Dua anni fa, in occasione del conferimento del premio il “Lavegin d’Or” da parte dell’Associazione valtellinesi a Milano, galbusera pronunciò l’ultimo discorso ai suoi collaboratori in fabbrica. «Il personale è fondamentale per il successo di un’impresa - dichiarò l’8 giugno di 12 anni fa -. Se dovessero dirmi: “Devi licenziarne uno”, non saprei chi. Sono molto affezionato ai miei operai». Ma anche loro erano affezionati a lui. L’altra sera, attorno alle 19.30, è stata comunicata alle maestranze la morte del fondatore della fabbrica oggi leader a livello nazionale sul mercato dei prodotti da forno, innanzitutto nel segmento salutistico. Fu sempre lui, dopo un viaggio di lavoro negli Stati Uniti, a sposare il moderno linguaggio della comunicazione pubblicitaria e a inventare il “Mago G”. Che imperversava, con le sue avventure, nei Caroselli tv di allora, incantando frotte di bambini. Tra i suoi dipendenti ce n’è stato anche uno diventato famoso per la sua successiva attività: Enrico Beruschi che, a un certo punto, dovette scegliere fra il lavoro in ufficio alla Galbusera e quello di cabarettista, optando per il palcoscenico, ma restando sempre affettivamente legato al “sciur Mario”, divenendo anche protagonista di alcune indovinate campagne pubblicitarie.

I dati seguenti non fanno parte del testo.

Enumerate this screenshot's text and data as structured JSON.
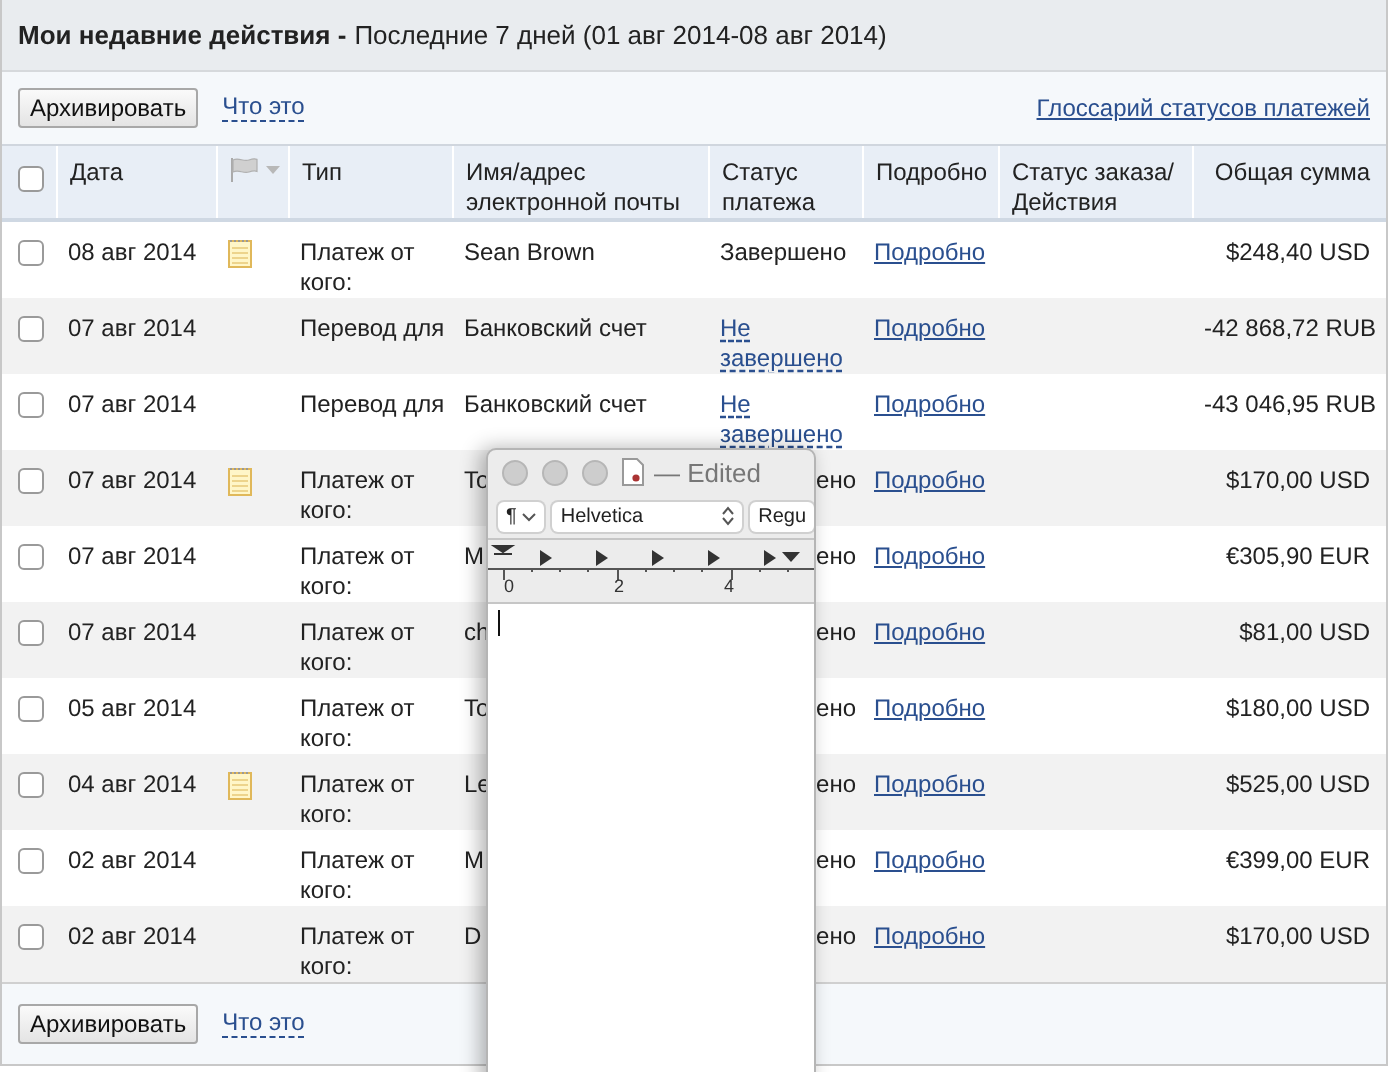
{
  "header": {
    "title": "Мои недавние действия -",
    "subtitle": "Последние 7 дней (01 авг 2014-08 авг 2014)"
  },
  "toolbar": {
    "archive_button": "Архивировать",
    "help_link": "Что это",
    "glossary_link": "Глоссарий статусов платежей"
  },
  "table": {
    "select_all": {
      "checked": false
    },
    "columns": [
      {
        "kind": "text",
        "label": "Дата"
      },
      {
        "kind": "flag"
      },
      {
        "kind": "text",
        "label": "Тип"
      },
      {
        "kind": "text",
        "label": "Имя/адрес электронной почты"
      },
      {
        "kind": "text",
        "label": "Статус платежа"
      },
      {
        "kind": "text",
        "label": "Подробно"
      },
      {
        "kind": "text",
        "label": "Статус заказа/ Действия"
      },
      {
        "kind": "amount",
        "label": "Общая сумма"
      }
    ],
    "rows": [
      {
        "kind": "plain",
        "checked": false,
        "date": "08 авг 2014",
        "note": true,
        "type": "Платеж от кого:",
        "name": "Sean Brown",
        "status": "Завершено",
        "details": "Подробно",
        "amount": "$248,40 USD"
      },
      {
        "kind": "link",
        "checked": false,
        "date": "07 авг 2014",
        "note": false,
        "type": "Перевод для",
        "name": "Банковский счет",
        "status": "Не завершено",
        "details": "Подробно",
        "amount": "-42 868,72 RUB"
      },
      {
        "kind": "link",
        "checked": false,
        "date": "07 авг 2014",
        "note": false,
        "type": "Перевод для",
        "name": "Банковский счет",
        "status": "Не завершено",
        "details": "Подробно",
        "amount": "-43 046,95 RUB"
      },
      {
        "kind": "covered",
        "checked": false,
        "date": "07 авг 2014",
        "note": true,
        "type": "Платеж от кого:",
        "name": "To",
        "status": "ено",
        "details": "Подробно",
        "amount": "$170,00 USD"
      },
      {
        "kind": "covered",
        "checked": false,
        "date": "07 авг 2014",
        "note": false,
        "type": "Платеж от кого:",
        "name": "M",
        "status": "ено",
        "details": "Подробно",
        "amount": "€305,90 EUR"
      },
      {
        "kind": "covered",
        "checked": false,
        "date": "07 авг 2014",
        "note": false,
        "type": "Платеж от кого:",
        "name": "ch",
        "status": "ено",
        "details": "Подробно",
        "amount": "$81,00 USD"
      },
      {
        "kind": "covered",
        "checked": false,
        "date": "05 авг 2014",
        "note": false,
        "type": "Платеж от кого:",
        "name": "To",
        "status": "ено",
        "details": "Подробно",
        "amount": "$180,00 USD"
      },
      {
        "kind": "covered",
        "checked": false,
        "date": "04 авг 2014",
        "note": true,
        "type": "Платеж от кого:",
        "name": "Le",
        "status": "ено",
        "details": "Подробно",
        "amount": "$525,00 USD"
      },
      {
        "kind": "covered",
        "checked": false,
        "date": "02 авг 2014",
        "note": false,
        "type": "Платеж от кого:",
        "name": "M",
        "status": "ено",
        "details": "Подробно",
        "amount": "€399,00 EUR"
      },
      {
        "kind": "covered",
        "checked": false,
        "date": "02 авг 2014",
        "note": false,
        "type": "Платеж от кого:",
        "name": "D",
        "status": "ено",
        "details": "Подробно",
        "amount": "$170,00 USD"
      }
    ]
  },
  "footer": {
    "archive_button": "Архивировать",
    "help_link": "Что это"
  },
  "editor_window": {
    "title": "— Edited",
    "paragraph_menu": "¶",
    "font_menu": "Helvetica",
    "style_menu": "Regu",
    "ruler_labels": [
      "0",
      "2",
      "4"
    ]
  }
}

Il cavalier Mario in quell’incontro di anni fa con i cronisti spiegò i segreti di un successo iniziato nel lontano 1938, quando iniziò a muovere i primi passi nella pasticceria di papà Ermete. «È stato lui  il mio primo maestro - confessò -. Ma sin da giovanissimo mi ero posto l’obiettivo di trasformare la pasticceria artigianale di mio padre in un’attività industriale. Nel 1949 con mio fratello Enea ho aperto uno stabilimento a Morbegno. Poi, grazie all’aumento della produzione e all’incremento del fatturato, decisi di costruirne uno più grande qui a Cosio Valtellino, dove nel 1966 fu trasferita l’attività. Ma anche nelle successive espansioni non abbiamo mai alterato le caratteristiche originarie dei prodotti».

Oggi “Galbusera Spa” è un brand conosciuto in tutto il mondo. Anche nel 2006 c’era il tema scottante della delocalizzazione all’estero di tante imprese, magari in Stati dove la manodopera costa meno. «Ci avete mai pensato?», domandammo a Mario Galbusera che, oggi, ancora, ricopriva la carica di presidente onorario. E lui, deciso: «Abbiamo cercato di contenere i costi introducendo la meccanizzazione, la robotica. Ma è impossibile affidarsi all’estero, non potremmo fare la produzione così accurata come la fa il nostro personale, quasi interamente valtellinese e valchiavennasco».